看到上面的信息指标,当前主机的负载已经很高了,那么要查一下原因了,看一下进程使用情况
# ps aux | grep ma_server
root 42492 0.0 0.0 316416 44080 ? S Apr08 0:00 python /export/servers/app/ma_server.py start
root 42493 1231 0.3 21657704 428116 ? Sl Apr08 8886:16 python /export/servers/app/ma_server.py start
。。。。。

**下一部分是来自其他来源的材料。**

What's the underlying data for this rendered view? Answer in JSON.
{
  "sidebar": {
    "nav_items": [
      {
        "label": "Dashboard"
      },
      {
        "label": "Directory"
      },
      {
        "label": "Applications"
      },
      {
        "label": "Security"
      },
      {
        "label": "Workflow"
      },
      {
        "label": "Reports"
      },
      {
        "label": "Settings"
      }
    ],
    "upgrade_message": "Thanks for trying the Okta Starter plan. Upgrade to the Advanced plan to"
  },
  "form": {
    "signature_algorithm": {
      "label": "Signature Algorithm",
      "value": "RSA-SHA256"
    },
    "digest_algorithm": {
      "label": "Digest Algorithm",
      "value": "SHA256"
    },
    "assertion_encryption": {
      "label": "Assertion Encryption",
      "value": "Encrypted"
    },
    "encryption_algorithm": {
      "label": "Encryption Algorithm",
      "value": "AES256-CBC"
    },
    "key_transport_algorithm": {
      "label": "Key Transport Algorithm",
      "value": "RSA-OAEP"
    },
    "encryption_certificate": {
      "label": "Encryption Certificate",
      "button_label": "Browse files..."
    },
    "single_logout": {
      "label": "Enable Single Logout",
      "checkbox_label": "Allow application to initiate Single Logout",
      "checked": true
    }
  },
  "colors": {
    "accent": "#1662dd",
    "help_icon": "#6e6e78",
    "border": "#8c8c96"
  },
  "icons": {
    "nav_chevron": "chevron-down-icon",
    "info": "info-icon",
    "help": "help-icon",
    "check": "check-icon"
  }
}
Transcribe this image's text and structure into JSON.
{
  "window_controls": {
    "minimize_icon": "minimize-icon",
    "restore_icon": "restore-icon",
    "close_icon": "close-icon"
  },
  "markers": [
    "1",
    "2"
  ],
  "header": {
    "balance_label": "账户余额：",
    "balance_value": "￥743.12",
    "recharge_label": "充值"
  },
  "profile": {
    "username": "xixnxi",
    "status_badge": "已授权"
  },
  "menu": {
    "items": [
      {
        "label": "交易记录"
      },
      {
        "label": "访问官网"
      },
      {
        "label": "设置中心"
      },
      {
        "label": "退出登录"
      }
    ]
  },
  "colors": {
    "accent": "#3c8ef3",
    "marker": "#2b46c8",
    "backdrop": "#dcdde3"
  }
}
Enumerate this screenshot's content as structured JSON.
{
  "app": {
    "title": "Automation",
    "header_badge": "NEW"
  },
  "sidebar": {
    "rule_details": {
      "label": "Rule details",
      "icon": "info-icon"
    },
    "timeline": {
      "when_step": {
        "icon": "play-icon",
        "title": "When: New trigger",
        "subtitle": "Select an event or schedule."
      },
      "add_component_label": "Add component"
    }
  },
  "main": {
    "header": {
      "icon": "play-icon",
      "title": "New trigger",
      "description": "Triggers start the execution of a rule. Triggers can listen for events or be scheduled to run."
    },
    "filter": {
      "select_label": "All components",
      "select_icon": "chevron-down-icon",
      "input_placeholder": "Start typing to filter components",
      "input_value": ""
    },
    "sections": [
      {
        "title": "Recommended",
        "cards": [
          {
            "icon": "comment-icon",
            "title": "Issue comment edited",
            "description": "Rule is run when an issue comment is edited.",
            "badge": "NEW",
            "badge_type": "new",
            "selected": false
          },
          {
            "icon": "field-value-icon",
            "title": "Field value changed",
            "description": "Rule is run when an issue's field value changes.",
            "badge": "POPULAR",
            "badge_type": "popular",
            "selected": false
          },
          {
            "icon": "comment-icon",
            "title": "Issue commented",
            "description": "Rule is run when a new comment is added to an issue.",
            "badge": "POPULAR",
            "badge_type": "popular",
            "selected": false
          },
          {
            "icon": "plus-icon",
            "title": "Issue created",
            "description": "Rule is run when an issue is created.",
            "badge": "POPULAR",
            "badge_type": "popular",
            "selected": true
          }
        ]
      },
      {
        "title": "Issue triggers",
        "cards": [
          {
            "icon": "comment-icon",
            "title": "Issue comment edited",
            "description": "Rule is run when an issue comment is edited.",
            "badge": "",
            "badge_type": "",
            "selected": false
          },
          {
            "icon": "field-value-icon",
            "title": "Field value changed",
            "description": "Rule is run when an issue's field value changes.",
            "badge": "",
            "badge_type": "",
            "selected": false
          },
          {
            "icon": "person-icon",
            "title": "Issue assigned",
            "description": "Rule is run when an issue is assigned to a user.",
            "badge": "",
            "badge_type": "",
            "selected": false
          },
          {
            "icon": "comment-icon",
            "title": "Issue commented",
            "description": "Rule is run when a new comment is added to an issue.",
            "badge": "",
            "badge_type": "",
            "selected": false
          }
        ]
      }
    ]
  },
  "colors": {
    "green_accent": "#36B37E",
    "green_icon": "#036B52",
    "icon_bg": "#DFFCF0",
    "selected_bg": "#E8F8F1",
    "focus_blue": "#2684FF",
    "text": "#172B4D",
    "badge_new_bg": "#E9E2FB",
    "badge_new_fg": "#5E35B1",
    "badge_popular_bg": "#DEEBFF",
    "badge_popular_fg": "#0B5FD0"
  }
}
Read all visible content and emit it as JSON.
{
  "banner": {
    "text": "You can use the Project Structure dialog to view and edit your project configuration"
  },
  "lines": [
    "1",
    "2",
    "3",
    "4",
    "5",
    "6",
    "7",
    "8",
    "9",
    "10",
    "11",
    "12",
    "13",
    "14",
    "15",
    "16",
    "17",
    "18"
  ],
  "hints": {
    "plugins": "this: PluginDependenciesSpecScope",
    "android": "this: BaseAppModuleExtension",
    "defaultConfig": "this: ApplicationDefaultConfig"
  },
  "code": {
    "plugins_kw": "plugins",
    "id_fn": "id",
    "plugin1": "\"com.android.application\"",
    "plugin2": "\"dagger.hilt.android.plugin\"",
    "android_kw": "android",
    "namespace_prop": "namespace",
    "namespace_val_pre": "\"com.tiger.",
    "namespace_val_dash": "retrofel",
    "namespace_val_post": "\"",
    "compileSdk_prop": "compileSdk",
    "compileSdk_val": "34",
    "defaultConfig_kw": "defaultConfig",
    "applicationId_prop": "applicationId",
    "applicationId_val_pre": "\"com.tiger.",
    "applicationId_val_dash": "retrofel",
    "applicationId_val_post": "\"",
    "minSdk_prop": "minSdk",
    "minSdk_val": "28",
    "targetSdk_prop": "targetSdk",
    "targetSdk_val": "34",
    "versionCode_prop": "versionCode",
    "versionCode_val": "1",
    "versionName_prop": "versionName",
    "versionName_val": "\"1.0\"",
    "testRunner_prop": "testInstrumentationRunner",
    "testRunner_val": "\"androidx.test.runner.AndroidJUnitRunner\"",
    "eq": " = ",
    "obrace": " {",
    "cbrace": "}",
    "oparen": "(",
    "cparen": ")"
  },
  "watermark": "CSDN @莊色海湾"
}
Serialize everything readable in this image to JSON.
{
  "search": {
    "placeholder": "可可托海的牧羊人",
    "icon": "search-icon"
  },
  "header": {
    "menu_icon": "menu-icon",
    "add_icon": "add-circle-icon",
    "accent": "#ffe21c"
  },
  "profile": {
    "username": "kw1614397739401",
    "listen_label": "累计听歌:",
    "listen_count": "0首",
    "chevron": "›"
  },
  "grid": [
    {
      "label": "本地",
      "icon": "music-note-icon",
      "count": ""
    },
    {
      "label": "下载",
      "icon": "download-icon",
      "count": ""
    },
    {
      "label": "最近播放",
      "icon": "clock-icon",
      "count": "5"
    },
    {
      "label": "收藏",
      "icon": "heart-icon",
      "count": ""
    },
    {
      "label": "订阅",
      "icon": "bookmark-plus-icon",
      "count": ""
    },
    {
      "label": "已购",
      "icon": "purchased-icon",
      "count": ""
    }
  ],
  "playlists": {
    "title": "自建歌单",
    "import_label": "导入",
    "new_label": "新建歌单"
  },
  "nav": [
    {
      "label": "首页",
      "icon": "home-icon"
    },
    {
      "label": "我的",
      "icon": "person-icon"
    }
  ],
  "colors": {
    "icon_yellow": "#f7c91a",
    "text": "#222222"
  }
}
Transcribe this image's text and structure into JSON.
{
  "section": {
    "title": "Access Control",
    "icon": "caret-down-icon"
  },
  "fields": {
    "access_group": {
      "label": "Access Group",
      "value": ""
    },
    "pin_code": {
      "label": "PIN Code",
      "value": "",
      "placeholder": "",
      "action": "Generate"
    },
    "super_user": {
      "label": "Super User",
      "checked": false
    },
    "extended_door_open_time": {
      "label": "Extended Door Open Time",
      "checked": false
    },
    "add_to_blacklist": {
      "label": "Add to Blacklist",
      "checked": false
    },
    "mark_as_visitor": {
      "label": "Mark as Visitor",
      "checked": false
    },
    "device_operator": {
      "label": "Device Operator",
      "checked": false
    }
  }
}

。
可以看到 pid:42493 的进程 占用了很长是时间8886:16,这是不正常的值,查看这个进程执行了哪些文件
lsof -p 42493
COMMAND PID USER FD TYPE DEVICE SIZE/OFF NODE NAME
python 42493 root cwd DIR 8,2 4096 2 /
python 42493 root rtd DIR 8,2 4096 2 /
python 42493 root txt REG 8,2 6224753 2235542 /usr/local/bin/python2.7
python 42493 root mem REG 8,2 90880 1704142 /lib64/libgcc_s-4.4.7-20120601.so.1
python 42493 root mem REG 8,2 24374 2626716 /usr/local/lib/python2.7/site-packages/psutil-4.4.0-py2.7-linux-x86_64.egg/psutil/_psutil_posix.so
python 42493 root mem REG 8,2 404779 2756184 /usr/local/lib/python2.7/site-packages/thriftpy-0.3.9-py2.7-linux-x86_64.egg/thriftpy/protocol/cybin.so
python 42493 root mem REG 8,2 109073 2756205 /usr/local/lib/python2.7/site-packages/thriftpy-0.3.9-py2.7-linux-x86_64.egg/thriftpy/transport/memory/cymemory.so
python 42493 root mem REG 8,2 190975 2756199 /usr/local/lib/python2.7/site-packages/thriftpy-0.3.9-py2.7-linux-x86_64.egg/thriftpy/transport/buffered/cybuffered.so
python 42493 root mem REG 8,2 74926 3014689 /root/.python-eggs/pymongo-3.3.0-py2.7-linux-x86_64.egg-tmp/pymongo/_cmessage.so
python 42493 root mem REG 8,2 151980 3014691 /root/.python-eggs/pymongo-3.3.0-py2.7-linux-x86_64.egg-tmp/bson/_cbson.so
python 42493 root mem REG 8,2 27424 1704280 /lib64/libnss_dns-2.12.so
python 42493 root mem REG 8,2 65928 1704158 /lib64/libnss_files-2.12.so
python 42493 root 20u sock 0,6 0t0 1563627155 can't identify protocol
python 42493 root 21u sock 0,6 0t0 1563645588 can't identify protocol
python 42493 root 22u sock 0,6 0t0 1563626889 can't identify protocol
python 42493 root 23u sock 0,6 0t0 1563634945 can't identify protocol
python 42493 root 24u sock 0,6 0t0 1563703398 can't identify protocol
看到报错的信息’can’t identify protocol’,他们都对应一个进程id 42493,查一下进程id的系统跟踪信息
strace -p 42493
Process 42493 attached - interrupt to quit
select(20, [19], [], [], {0, 57202}) = 0 (Timeout)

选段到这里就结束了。